Objective: We sought to address the contribution of resident alveolar macrophages (rAMs) to susceptibility to RSV infection in mice that recovered from allergic airway eosinophilia.
Methods: Mice were infected with RSV virus after clearance of allergic airway inflammation (AAI). The contribution of post-AAI rAMs was studied in vivo by means of clodronate liposome-mediated depletion, adoptive transfer, and treatment with recombinant cytokines before RSV infection.
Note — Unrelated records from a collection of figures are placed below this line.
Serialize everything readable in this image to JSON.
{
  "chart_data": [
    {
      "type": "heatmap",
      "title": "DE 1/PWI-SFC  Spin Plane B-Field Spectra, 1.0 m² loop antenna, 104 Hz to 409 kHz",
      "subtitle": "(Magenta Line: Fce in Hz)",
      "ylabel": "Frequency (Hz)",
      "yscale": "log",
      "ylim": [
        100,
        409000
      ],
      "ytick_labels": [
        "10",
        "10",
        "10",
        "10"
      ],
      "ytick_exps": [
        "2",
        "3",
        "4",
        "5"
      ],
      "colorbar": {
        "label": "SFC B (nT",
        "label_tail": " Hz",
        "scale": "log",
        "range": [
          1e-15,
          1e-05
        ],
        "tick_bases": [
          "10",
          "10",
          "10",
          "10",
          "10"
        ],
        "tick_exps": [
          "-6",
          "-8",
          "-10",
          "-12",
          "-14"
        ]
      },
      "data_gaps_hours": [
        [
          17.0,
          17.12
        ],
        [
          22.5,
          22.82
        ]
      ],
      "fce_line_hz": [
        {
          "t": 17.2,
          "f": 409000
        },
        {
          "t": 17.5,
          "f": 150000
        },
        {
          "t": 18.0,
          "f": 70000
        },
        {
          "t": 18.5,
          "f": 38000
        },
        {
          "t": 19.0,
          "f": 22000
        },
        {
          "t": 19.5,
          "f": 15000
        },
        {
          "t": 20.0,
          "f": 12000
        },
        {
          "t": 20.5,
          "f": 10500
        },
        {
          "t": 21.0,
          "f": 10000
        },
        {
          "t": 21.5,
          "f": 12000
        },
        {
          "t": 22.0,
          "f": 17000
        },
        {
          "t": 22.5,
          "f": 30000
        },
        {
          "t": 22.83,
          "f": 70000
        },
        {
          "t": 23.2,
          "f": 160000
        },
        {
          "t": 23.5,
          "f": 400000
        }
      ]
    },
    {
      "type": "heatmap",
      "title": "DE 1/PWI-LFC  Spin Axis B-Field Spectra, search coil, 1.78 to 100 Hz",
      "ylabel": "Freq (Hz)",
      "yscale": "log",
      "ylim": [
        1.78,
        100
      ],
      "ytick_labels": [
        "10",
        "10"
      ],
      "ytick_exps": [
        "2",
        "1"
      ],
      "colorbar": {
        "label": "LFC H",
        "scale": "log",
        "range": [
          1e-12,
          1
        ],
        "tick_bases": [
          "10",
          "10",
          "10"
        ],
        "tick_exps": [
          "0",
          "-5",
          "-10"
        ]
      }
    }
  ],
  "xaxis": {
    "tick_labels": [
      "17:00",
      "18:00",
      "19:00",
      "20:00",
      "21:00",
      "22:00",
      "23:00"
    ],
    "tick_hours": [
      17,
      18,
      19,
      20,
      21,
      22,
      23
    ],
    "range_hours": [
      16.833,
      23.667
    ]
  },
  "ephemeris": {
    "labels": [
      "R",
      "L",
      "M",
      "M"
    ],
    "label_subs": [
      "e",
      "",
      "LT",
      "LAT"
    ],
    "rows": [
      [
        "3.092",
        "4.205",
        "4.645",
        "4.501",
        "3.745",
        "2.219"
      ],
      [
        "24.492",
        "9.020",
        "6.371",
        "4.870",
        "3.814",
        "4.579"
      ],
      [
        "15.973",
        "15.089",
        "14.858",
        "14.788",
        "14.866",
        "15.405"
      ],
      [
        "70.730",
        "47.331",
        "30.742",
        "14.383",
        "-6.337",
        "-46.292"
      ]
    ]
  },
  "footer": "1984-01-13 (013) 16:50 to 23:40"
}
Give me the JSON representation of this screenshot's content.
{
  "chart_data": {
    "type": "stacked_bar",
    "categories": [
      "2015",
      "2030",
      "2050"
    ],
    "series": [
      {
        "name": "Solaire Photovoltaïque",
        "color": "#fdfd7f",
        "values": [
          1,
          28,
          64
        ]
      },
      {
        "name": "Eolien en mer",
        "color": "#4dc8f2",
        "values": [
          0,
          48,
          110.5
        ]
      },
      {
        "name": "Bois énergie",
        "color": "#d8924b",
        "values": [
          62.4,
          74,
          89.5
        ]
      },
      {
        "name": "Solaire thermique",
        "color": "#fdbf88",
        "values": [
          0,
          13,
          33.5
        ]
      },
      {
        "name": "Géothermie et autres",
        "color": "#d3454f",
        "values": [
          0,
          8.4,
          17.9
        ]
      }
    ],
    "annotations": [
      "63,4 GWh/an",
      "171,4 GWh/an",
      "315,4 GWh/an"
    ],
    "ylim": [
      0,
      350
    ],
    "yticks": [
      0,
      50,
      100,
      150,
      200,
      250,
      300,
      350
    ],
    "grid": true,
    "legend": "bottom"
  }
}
Results: After clearing the allergic bronchial inflammation, post-AAI mice had bronchial hyperreactivity and increased inflammatory cell influx when infected with RSV compared with nonallergic mice, whereas viral clearance was comparable in both mouse groups. Post-AAI rAMs were necessary and sufficient for mediating these proinflammatory effects. In post-AAI mice the residing CD11c(hi) autofluorescent rAM population did not upregulate the terminal differentiation marker sialic acid-binding immunoglobulin-like lectin F and overproduced TNF and IL-6 through increased nuclear factor κB nuclear translocation. In line with these results, post-AAI lungs had reduced levels of the rAM maturation cytokine GM-CSF. Intratracheal administration of GM-CSF induced final rAM maturation in post-AAI mice and prevented the increased susceptibility to RSV-induced hyperreactivity and inflammation.
Conclusion: Defective production of GM-CSF leads to insufficient post-AAI rAM maturation in mice that recovered from an AAI, causing increased susceptibility to RSV-induced immunopathology. Promoting the differentiation of post-AAI rAMs might be a therapeutic option for preventing RSV-induced exacerbations in human asthmatic patients.
Keywords: Allergic asthma; GM-CSF; alveolar macrophage; respiratory syncytial virus–induced exacerbation.